Needles and Straw in a Haystack: Posterior concentration for possibly sparse sequences

TL;DR

This paper studies Bayesian methods for sparse multivariate normal means, analyzing how different priors influence the posterior's ability to accurately identify nonzero components and concentrate around the true mean vector.

Contribution

It characterizes the performance of various hierarchical priors in sparse Bayesian inference, highlighting which priors lead to optimal posterior concentration.

Findings

Certain priors achieve optimal posterior contraction rates.

Gaussian priors on nonzero coefficients can lead to suboptimal results.

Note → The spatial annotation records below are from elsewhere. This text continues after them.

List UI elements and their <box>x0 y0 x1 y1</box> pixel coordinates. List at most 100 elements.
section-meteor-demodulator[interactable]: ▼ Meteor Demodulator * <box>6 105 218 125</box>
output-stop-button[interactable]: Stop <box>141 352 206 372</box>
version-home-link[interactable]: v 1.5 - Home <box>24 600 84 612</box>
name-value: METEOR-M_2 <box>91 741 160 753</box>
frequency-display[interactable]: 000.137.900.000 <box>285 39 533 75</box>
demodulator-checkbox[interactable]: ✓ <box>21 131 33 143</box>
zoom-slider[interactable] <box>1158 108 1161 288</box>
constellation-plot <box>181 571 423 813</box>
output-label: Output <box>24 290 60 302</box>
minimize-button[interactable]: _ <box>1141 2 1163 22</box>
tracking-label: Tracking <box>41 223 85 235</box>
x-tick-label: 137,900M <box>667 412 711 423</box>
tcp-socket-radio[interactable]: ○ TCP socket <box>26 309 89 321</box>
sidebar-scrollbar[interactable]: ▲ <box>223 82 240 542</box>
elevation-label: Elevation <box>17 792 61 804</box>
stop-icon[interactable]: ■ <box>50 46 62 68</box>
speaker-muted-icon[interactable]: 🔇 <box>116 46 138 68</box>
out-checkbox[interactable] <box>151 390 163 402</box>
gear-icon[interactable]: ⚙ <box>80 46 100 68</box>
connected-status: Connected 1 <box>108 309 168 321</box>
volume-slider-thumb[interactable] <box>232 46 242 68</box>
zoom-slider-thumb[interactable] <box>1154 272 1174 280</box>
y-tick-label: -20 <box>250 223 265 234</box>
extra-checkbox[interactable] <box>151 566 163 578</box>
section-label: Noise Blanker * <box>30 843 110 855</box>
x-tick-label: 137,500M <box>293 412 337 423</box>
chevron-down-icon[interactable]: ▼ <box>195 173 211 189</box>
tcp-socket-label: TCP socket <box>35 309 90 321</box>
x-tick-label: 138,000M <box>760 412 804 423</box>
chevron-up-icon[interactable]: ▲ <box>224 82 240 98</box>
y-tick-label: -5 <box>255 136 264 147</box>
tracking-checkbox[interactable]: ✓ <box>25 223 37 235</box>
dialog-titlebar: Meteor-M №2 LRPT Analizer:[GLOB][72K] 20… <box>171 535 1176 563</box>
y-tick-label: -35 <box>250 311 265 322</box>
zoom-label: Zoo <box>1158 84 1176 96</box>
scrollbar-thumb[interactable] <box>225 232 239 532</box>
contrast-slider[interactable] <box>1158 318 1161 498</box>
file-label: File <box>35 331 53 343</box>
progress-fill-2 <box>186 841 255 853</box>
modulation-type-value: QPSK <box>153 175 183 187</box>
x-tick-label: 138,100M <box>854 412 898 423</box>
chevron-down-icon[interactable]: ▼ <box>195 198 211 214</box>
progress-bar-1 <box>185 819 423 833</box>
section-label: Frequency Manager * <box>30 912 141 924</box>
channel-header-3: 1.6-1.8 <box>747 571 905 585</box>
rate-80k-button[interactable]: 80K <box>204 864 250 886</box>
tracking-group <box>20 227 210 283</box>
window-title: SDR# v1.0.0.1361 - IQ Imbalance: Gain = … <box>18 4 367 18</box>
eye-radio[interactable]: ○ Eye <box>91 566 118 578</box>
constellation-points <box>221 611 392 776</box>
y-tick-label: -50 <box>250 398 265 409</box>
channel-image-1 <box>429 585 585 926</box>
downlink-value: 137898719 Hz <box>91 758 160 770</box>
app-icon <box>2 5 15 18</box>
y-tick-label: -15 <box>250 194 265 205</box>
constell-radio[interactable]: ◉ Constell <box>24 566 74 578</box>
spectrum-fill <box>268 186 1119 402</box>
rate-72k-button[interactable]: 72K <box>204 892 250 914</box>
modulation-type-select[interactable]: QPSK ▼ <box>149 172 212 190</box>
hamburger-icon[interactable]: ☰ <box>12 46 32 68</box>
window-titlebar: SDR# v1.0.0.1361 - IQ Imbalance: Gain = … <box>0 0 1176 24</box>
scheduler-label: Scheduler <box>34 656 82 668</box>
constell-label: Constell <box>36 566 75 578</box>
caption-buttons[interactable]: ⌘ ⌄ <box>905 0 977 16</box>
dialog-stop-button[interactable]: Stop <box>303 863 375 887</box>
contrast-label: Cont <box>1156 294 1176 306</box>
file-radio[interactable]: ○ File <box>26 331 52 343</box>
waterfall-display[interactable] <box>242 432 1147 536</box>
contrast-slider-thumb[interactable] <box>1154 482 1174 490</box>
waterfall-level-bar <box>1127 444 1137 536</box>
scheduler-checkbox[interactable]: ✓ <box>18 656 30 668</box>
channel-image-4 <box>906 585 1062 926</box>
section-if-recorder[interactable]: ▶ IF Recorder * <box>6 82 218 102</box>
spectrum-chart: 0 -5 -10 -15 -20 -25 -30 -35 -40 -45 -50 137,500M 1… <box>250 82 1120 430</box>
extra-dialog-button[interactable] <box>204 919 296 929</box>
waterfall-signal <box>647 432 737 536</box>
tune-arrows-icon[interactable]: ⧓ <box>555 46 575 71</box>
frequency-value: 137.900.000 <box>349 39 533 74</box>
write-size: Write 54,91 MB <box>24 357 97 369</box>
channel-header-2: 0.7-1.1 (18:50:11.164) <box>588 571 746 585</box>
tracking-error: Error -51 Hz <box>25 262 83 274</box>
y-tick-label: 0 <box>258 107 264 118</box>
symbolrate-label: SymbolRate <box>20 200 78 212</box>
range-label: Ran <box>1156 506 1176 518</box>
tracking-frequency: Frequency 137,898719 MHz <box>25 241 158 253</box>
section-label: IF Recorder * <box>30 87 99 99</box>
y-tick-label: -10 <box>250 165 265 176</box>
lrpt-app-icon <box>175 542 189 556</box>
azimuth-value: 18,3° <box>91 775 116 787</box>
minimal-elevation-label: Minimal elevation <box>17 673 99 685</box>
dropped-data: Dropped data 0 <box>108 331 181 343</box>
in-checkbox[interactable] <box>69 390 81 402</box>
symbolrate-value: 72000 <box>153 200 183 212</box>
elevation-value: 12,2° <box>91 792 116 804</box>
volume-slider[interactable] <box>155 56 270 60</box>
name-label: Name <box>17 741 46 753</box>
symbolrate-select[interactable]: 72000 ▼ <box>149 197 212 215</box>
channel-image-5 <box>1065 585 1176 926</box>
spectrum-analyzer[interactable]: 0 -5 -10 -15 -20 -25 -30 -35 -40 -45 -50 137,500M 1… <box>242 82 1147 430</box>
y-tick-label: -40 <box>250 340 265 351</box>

Simulation studies illustrate theoretical findings.

Abstract

We consider full Bayesian inference in the multivariate normal mean model in the situation that the mean vector is sparse. The prior distribution on the vector of means is constructed hierarchically by first choosing a collection of nonzero means and next a prior on the nonzero values. We consider the posterior distribution in the frequentist set-up that the observations are generated according to a fixed mean vector, and are interested in the posterior distribution of the number of nonzero components and the contraction of the posterior distribution to the true mean vector. We find various combinations of priors on the number of nonzero coefficients and on these coefficients that give desirable performance. We also find priors that give suboptimal convergence, for instance, Gaussian priors on the nonzero coefficients. We illustrate the results by simulations.